Oddly enough, as far as I know, there isn’t a nickname for people who come from Leeds; ‘Leedser’ or ‘Leedsie’ or something like that. We had a bloke from Leeds in our platoon whose name was Gary Rowley and everybody called him ‘Twat’, but because he undoubtedly was a twat we might very well have caused him that even if there had been a nickname for people hailing from Leeds.

So in our platoon we had Jocks and Taffies and Paddies and Geordies. But mostly we had Scousers. We had Scouse Aldridge, Scouse Nicholson, Scouse Jenkinson, Scouse Murray and Scouse Little. Then one day another lad from Liverpool was posted in. And he really was a Scouse. Dave Scouse. That was his real name. And the thing was – nobody called him Scouse. Everybody called him Dave. This really annoyed him because hailing from Liverpool and proud to be a scouser he wanted to be called Scouse just like all the other scousers.

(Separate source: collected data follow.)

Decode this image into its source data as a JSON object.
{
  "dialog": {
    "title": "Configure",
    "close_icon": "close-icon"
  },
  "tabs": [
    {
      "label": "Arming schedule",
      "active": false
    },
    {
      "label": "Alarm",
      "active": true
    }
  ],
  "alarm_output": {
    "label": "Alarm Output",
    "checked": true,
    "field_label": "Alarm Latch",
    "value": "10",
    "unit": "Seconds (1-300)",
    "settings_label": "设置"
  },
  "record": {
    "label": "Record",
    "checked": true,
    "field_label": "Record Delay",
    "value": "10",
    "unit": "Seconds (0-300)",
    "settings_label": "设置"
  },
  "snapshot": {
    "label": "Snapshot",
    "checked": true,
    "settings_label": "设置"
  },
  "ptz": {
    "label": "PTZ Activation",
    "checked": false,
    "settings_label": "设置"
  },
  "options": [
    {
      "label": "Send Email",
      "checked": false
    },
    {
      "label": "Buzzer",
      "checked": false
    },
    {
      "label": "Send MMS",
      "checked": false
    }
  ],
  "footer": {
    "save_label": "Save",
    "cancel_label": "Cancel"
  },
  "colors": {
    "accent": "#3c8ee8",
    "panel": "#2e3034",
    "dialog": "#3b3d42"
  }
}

One night in the barracks room he demanded to know why it was that we didn’t call him Scouse. I don’t know why I did it but as nobody else appeared to know I offered the opinion that if we called him Scouse it might appear that we were calling him by his surname, like his superiors did, and this being the case it wouldn’t be very matey of us.

Brummie Weston then made the point that if we called him Scouse his name would be Scouse Scouse and that if he had to say Scouse Scouse it would sound like he was stuttering and he wasn’t going to have anybody hearing him stuttering as it would make him sound daft.

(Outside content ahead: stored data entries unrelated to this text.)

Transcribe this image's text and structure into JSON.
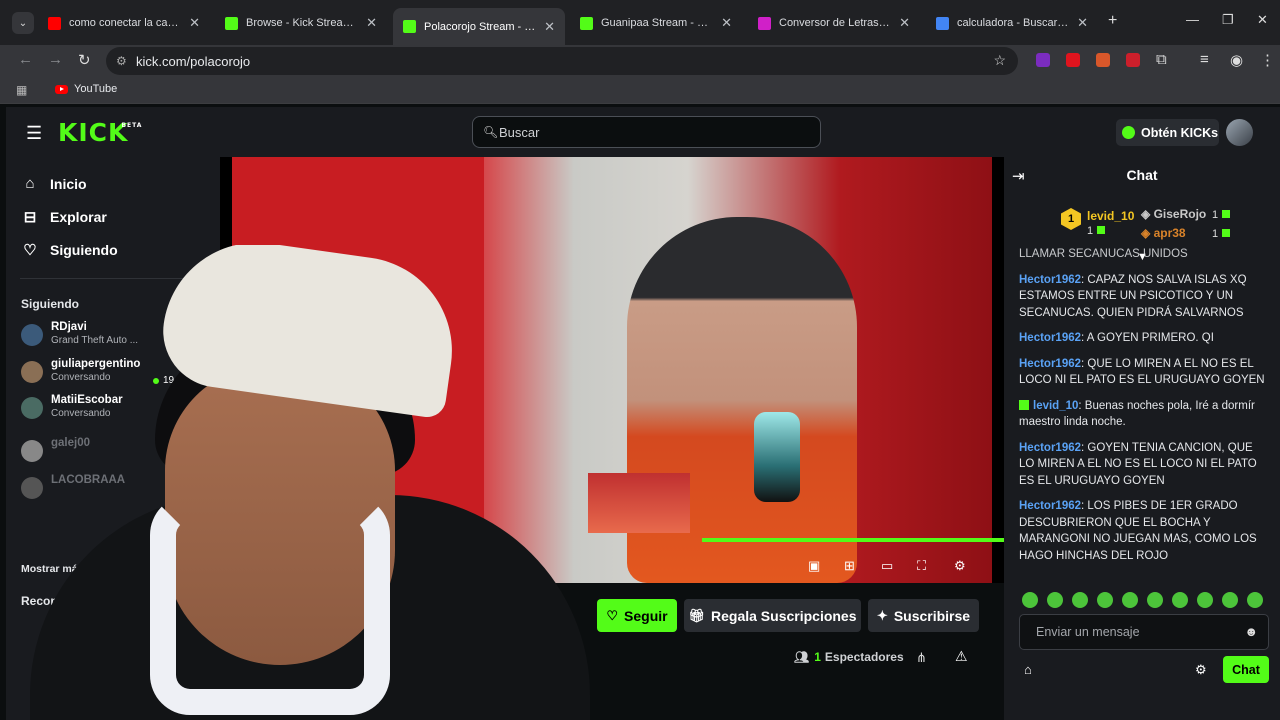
{
  "browser": {
    "tabs": [
      {
        "title": "como conectar la camara d",
        "color": "#ff0000"
      },
      {
        "title": "Browse - Kick Streaming",
        "color": "#53fc18"
      },
      {
        "title": "Polacorojo Stream - Wa",
        "color": "#53fc18",
        "active": true
      },
      {
        "title": "Guanipaa Stream - Watch l",
        "color": "#53fc18"
      },
      {
        "title": "Conversor de Letras Cursiv",
        "color": "#d020c8"
      },
      {
        "title": "calculadora - Buscar con G",
        "color": "#4285f4"
      }
    ],
    "url": "kick.com/polacorojo",
    "bookmarks": [
      {
        "label": "YouTube"
      }
    ]
  },
  "header": {
    "logo": "KICK",
    "logo_beta": "BETA",
    "search_placeholder": "Buscar",
    "kicks_label": "Obtén KICKs"
  },
  "sidebar": {
    "nav": [
      {
        "label": "Inicio",
        "icon": "home-icon"
      },
      {
        "label": "Explorar",
        "icon": "compass-icon"
      },
      {
        "label": "Siguiendo",
        "icon": "heart-icon"
      }
    ],
    "following_heading": "Siguiendo",
    "following": [
      {
        "name": "RDjavi",
        "sub": "Grand Theft Auto ...",
        "viewers": "19"
      },
      {
        "name": "giuliapergentino",
        "sub": "Conversando"
      },
      {
        "name": "MatiiEscobar",
        "sub": "Conversando"
      },
      {
        "name": "galej00",
        "sub": ""
      },
      {
        "name": "LACOBRAAA",
        "sub": ""
      }
    ],
    "show_more": "Mostrar más",
    "recommended_heading": "Recome"
  },
  "stream": {
    "follow_label": "Seguir",
    "gift_label": "Regala Suscripciones",
    "subscribe_label": "Suscribirse",
    "viewer_count": "1",
    "viewer_label": "Espectadores"
  },
  "chat": {
    "title": "Chat",
    "leaderboard": [
      {
        "rank": "1",
        "name": "levid_10",
        "count": "1",
        "color": "#f3c623"
      },
      {
        "rank": "2",
        "name": "GiseRojo",
        "count": "1",
        "color": "#c0c0c0"
      },
      {
        "rank": "3",
        "name": "apr38",
        "count": "1",
        "color": "#d9832a"
      }
    ],
    "messages": [
      {
        "user": "",
        "text": "LLAMAR SECANUCAS UNIDOS"
      },
      {
        "user": "Hector1962",
        "text": "CAPAZ NOS SALVA ISLAS XQ ESTAMOS ENTRE UN PSICOTICO Y UN SECANUCAS. QUIEN PIDRÁ SALVARNOS"
      },
      {
        "user": "Hector1962",
        "text": "A GOYEN PRIMERO. QI"
      },
      {
        "user": "Hector1962",
        "text": "QUE LO MIREN A EL NO ES EL LOCO NI EL PATO ES EL URUGUAYO GOYEN"
      },
      {
        "user": "levid_10",
        "text": "Buenas noches pola, Iré a dormír maestro linda noche.",
        "sub": true
      },
      {
        "user": "Hector1962",
        "text": "GOYEN TENIA CANCION, QUE LO MIREN A EL NO ES EL LOCO NI EL PATO ES EL URUGUAYO GOYEN"
      },
      {
        "user": "Hector1962",
        "text": "LOS PIBES DE 1ER GRADO DESCUBRIERON QUE EL BOCHA Y MARANGONI NO JUEGAN MAS, COMO LOS HAGO HINCHAS DEL ROJO"
      }
    ],
    "input_placeholder": "Enviar un mensaje",
    "send_label": "Chat"
  }
}
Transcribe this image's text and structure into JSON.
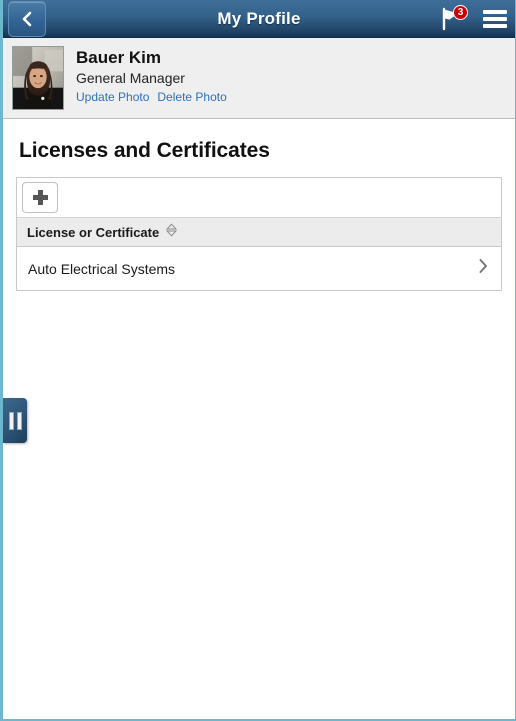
{
  "header": {
    "title": "My Profile",
    "back_icon": "chevron-left-icon",
    "notifications_icon": "flag-icon",
    "notifications_count": "3",
    "menu_icon": "hamburger-menu-icon"
  },
  "profile": {
    "avatar_alt": "employee-photo",
    "name": "Bauer Kim",
    "role": "General Manager",
    "update_photo_label": "Update Photo",
    "delete_photo_label": "Delete Photo"
  },
  "main": {
    "section_title": "Licenses and Certificates",
    "add_button_icon": "plus-icon",
    "table": {
      "columns": [
        {
          "label": "License or Certificate",
          "sort_icon": "sort-diamond-icon"
        }
      ],
      "rows": [
        {
          "name": "Auto Electrical Systems",
          "chevron_icon": "chevron-right-icon"
        }
      ]
    }
  },
  "side_tab": {
    "icon": "pause-handle-icon"
  },
  "colors": {
    "header_top": "#3f6e98",
    "header_bottom": "#143355",
    "badge": "#cc0000",
    "link": "#2f6fbd",
    "panel_bg": "#efefef",
    "grid_header_bg": "#ececec",
    "frame_edge": "#6cb8ce"
  }
}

Geordie Galbraith said that as Brummie Weston was from Birmingham he already sounded daft and a fight broke out.

Over the course of the next few weeks Dave Scouse pleaded with everyone to call him Scouse but nobody would. Then someone, not me, although I would have had I known the eventual outcome, suggested to Dave that if he was so desperate to be called Scouse why didn’t he simply change his surname by deed poll, to say Hibbert, then, no longer Dave Scouse but Dave Hibbert, he would be known as Scouse Hibbert. Dave thought this was an excellent suggestion and put the wheels in motion immediately.

It took six weeks to come through. Dave had decided on his mother’s maiden name for his new surname, and the day he announced it will remain etched in my memory for all time. He gathered us all round him and said, pride tinged with a touch of defiance in his voice: “Right you lot, I’m not Dave Scouse any more, I’m Dave Smith!”

“Good old Smudger,” said Jock Lachie.